Lets say I have an array as:
int a[]={4,5,7,10,2,3,6}
when I access an element, such as a[3], what does actually happen behind the scenes?
Why do many algorithm books (such as the Cormen book...) say that it takes a constant time?
(I'm just a noob in low-level programming so I would like to learn more from you guys)
The array, effectively, is known by a memory location (a pointer). Accessing a[3] can be found in constant time, since it's just location_of_a+3*sizeof(int).
In C, you can see this directly. Remember, a[3] is the same as *(a+3) - which is a bit more clear in terms of what it's doing (dereferencing the pointer "3 items" over).
an array of 10 integer variables, with indices 0 through 9, may be stored as 10 words at memory addresses 2000, 2004, 2008, … 2036, so that the element with index i has the address 2000 + 4 × i.
this process take one multiplication and one addition .since these two operation take constant time.so we can say the access can be perform in constant time
Just to be complete, "what structure is accessed in linear time?" A Linked List structure is accessed in linear time. To get the n element you have to travel through n-1 previous elements. You know, like a tape recorder or a VHS cassette, where to go to the end of the tape/VHS you had to wait a long time :-)
An array is more similar to an hard disk: every point is accessible in "constant" time :-)
This is the reason the RAM of a computer is called RAM: Random Access Memory. You can go to any location if you know its address without traversing all the memory before that location.
Some persons told me that HD access isn't really in constant time (where by access I mean "time to position the head and read one sector of the HD"). I have to say that I'm not sure of it. I have googled around and I haven't found anyone speaking of it. I DO know that the time isn't linear, because it is still accessed randomly. In the end, if you think that HD access isn't constant enough for you (but then, what is constant? the access of the RAM? considering Cache, Prefetching, Data Locality and Compiler optimizations?), feel free to consider the sentence as An array is more similar to an USB disk stick: every point is accessible in "constant" time :-)
Because arrays are stored in memory sequentially. So actually, when you access array[3] you are telling the computer, "Get the memory address of the beginning of array, then add 3 to it, then access that spot." Since adding takes constant time, so does array access!
"constant time" really means "time that doesn't depend on the 'problem size'". For the 'problem' "get something out of a container", the 'problem size' is the size of the container.
Accessing an array element takes basically the same amount of time (this is a simplification) regardless of the container size, because a fixed set of steps is used to retrieve the element: its location in memory (this is also a simplification) is calculated, and then the value at that location in memory is retrieved.
A linked list, for example, can't do this, because each link indicates the location of the next one. To find an element you have to work through all the previous ones; on average, you'll work through half the container, so the size of the container obviously matters.

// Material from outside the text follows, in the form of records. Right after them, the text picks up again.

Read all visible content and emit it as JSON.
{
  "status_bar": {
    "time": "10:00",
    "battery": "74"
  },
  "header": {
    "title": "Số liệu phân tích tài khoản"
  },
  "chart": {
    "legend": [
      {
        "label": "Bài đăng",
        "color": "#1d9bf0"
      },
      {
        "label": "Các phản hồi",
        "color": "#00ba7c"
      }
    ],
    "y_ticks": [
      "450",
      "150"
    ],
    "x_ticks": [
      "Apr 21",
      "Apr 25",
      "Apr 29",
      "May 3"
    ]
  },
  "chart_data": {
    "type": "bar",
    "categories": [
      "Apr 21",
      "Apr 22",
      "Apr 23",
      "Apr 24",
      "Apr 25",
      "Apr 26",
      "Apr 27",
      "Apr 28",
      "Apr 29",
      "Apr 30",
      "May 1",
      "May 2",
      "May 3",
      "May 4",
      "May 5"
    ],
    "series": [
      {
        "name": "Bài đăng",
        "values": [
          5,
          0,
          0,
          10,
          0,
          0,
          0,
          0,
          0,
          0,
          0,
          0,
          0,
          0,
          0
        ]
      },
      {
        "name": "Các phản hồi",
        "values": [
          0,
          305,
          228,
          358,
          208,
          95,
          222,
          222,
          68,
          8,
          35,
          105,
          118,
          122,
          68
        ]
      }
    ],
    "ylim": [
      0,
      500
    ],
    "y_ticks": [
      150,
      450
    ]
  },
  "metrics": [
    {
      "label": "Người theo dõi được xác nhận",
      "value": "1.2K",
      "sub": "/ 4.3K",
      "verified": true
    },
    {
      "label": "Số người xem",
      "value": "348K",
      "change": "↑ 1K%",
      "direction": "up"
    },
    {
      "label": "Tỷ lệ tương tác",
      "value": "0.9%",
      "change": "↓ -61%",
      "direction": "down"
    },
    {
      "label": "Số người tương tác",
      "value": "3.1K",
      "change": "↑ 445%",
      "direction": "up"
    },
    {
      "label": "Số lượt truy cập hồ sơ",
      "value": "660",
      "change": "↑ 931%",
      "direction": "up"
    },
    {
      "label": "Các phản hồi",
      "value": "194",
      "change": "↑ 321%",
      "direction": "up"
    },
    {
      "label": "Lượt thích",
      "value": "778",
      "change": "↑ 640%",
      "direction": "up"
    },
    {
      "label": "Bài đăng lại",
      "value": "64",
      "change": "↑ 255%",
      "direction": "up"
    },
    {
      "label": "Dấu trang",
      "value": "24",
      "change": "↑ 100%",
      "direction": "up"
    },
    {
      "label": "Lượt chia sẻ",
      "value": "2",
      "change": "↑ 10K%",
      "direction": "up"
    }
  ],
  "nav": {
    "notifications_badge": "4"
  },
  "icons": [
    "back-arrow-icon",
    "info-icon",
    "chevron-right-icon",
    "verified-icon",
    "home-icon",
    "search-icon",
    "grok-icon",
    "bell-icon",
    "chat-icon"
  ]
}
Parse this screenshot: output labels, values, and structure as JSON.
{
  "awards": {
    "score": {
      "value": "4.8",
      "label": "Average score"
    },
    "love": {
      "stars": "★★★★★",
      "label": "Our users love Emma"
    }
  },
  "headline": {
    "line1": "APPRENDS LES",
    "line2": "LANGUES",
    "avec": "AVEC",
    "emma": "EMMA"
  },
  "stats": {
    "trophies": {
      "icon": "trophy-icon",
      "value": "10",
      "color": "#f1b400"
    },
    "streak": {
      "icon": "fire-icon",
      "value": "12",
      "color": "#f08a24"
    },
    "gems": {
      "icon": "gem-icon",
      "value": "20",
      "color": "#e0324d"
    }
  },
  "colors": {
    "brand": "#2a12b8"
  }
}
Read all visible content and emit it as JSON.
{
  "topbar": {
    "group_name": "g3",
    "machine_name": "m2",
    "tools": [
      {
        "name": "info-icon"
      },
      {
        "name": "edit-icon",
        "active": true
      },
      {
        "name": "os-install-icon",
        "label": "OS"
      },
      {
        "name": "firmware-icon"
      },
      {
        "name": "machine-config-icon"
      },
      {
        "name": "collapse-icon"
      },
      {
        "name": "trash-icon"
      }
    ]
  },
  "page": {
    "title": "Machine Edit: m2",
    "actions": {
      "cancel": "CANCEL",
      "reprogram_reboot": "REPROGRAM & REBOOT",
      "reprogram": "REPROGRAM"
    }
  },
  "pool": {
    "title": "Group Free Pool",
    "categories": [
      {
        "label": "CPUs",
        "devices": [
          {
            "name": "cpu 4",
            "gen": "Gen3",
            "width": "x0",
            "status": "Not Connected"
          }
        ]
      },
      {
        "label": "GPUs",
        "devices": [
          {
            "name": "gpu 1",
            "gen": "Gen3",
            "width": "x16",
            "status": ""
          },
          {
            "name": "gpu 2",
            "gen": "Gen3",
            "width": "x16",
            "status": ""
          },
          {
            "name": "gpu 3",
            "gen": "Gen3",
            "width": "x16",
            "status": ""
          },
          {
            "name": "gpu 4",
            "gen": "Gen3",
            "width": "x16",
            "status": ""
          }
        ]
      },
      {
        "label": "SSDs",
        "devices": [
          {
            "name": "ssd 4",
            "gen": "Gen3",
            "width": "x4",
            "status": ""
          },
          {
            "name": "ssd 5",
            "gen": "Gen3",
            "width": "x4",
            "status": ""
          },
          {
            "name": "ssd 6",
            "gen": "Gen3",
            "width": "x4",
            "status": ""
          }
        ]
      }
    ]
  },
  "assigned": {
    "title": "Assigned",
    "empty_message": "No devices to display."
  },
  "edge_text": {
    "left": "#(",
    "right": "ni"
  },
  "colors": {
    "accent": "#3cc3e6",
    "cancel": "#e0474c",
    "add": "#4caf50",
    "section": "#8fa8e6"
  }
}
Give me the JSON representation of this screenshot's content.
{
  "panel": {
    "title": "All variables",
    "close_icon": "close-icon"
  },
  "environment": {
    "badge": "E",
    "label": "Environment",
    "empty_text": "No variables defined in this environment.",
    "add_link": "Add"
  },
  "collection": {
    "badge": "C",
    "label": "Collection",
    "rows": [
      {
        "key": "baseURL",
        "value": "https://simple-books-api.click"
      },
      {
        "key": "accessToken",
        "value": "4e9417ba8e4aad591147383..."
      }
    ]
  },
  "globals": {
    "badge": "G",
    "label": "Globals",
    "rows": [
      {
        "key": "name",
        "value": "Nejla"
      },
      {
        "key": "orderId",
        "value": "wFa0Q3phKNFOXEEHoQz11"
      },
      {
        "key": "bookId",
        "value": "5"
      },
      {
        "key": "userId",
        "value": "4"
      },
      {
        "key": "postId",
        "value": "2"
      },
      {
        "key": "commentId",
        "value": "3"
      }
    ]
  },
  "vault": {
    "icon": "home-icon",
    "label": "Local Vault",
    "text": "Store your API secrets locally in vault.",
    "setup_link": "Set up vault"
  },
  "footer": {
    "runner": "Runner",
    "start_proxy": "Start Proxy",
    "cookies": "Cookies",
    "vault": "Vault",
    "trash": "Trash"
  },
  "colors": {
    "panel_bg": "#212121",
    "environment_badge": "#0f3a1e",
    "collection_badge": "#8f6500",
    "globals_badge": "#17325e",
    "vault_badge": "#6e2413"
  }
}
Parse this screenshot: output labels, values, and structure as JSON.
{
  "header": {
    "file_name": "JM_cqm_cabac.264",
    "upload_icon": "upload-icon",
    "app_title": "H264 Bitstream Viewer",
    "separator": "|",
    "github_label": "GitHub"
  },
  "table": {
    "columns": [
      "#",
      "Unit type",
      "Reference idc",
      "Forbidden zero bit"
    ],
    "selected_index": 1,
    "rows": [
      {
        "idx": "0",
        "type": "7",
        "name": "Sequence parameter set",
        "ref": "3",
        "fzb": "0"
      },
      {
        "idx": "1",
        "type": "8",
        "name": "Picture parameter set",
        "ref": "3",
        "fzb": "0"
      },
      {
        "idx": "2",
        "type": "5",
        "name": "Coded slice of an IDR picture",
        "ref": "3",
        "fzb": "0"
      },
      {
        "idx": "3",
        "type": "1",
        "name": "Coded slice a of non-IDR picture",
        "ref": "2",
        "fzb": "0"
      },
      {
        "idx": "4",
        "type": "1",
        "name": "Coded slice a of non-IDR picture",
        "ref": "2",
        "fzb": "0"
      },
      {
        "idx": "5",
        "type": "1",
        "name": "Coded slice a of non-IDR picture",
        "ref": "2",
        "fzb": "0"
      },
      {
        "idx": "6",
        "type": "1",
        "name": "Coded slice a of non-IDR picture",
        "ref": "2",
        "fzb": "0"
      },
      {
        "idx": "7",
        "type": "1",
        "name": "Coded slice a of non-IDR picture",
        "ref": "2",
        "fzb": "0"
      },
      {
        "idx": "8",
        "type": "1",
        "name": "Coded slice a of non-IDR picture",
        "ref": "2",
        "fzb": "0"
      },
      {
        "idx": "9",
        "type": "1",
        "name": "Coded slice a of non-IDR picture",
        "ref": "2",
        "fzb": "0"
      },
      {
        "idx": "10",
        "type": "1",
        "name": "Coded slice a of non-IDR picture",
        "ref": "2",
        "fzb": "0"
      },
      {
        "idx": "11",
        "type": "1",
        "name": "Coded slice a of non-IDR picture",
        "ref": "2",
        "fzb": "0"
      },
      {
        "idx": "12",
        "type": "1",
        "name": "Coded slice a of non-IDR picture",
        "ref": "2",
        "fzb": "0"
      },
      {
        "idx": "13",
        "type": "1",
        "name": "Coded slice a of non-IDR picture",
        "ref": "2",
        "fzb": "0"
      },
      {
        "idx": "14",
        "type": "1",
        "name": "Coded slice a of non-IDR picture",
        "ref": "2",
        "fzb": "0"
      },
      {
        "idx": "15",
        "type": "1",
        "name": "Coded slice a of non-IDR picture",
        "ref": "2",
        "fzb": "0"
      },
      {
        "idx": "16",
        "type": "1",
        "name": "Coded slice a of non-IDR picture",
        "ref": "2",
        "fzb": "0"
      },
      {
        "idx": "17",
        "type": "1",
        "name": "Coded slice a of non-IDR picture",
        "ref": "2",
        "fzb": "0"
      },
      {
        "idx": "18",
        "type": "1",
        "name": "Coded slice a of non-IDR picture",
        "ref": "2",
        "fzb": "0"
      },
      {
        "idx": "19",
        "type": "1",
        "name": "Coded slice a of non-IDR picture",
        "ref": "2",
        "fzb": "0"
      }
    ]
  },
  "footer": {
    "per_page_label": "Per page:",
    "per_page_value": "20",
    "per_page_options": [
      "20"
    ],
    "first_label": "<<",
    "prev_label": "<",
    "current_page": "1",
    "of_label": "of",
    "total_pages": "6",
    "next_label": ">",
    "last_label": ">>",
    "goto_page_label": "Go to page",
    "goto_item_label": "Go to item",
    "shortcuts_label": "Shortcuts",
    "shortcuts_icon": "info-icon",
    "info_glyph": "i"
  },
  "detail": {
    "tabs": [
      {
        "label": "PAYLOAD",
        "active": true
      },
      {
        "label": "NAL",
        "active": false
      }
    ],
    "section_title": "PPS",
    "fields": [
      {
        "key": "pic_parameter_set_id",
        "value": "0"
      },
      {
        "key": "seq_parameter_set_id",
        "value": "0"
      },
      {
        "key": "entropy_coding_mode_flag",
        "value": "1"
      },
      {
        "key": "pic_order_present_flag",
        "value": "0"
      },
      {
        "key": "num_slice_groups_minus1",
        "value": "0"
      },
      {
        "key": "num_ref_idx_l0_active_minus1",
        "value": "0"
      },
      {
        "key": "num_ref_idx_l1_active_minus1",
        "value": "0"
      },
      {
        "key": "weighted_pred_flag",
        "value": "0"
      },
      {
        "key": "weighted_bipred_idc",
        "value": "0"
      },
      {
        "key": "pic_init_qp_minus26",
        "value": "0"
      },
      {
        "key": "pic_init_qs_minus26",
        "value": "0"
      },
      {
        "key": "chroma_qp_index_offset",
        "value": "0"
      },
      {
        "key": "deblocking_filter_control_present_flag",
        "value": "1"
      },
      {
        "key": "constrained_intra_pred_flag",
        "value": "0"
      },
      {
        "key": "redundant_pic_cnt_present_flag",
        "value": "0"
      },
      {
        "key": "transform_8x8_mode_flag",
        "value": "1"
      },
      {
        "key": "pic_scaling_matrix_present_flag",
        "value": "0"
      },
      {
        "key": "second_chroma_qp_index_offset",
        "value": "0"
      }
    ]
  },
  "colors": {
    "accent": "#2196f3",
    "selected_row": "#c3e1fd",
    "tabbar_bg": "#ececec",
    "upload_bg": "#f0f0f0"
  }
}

Array is collection of similar types of data. So all the elements will take same amount of memory.Therefore if you know the base address of array and type of data it holds you can easily get element Array[i] in constant time using formula stated below:
int takes 4 bytes in a 32 bit system.
int array[10];
base address=4000;
location of 7th element:4000+7*4.
array[7]=array[4000+7*4];
Hence, its clearly visible you can get ith element in constant time if you know the base address and type of data it holds.
Please visit this link to know more about array data structure.
An array is sequential, meaning that, the next element's address in the array is next to the present one's. So if you want to get 5th element of an array, you calculate the address of 5th element by summing up the base address of the array with 5. This direct address is now directly used to get the element at that address.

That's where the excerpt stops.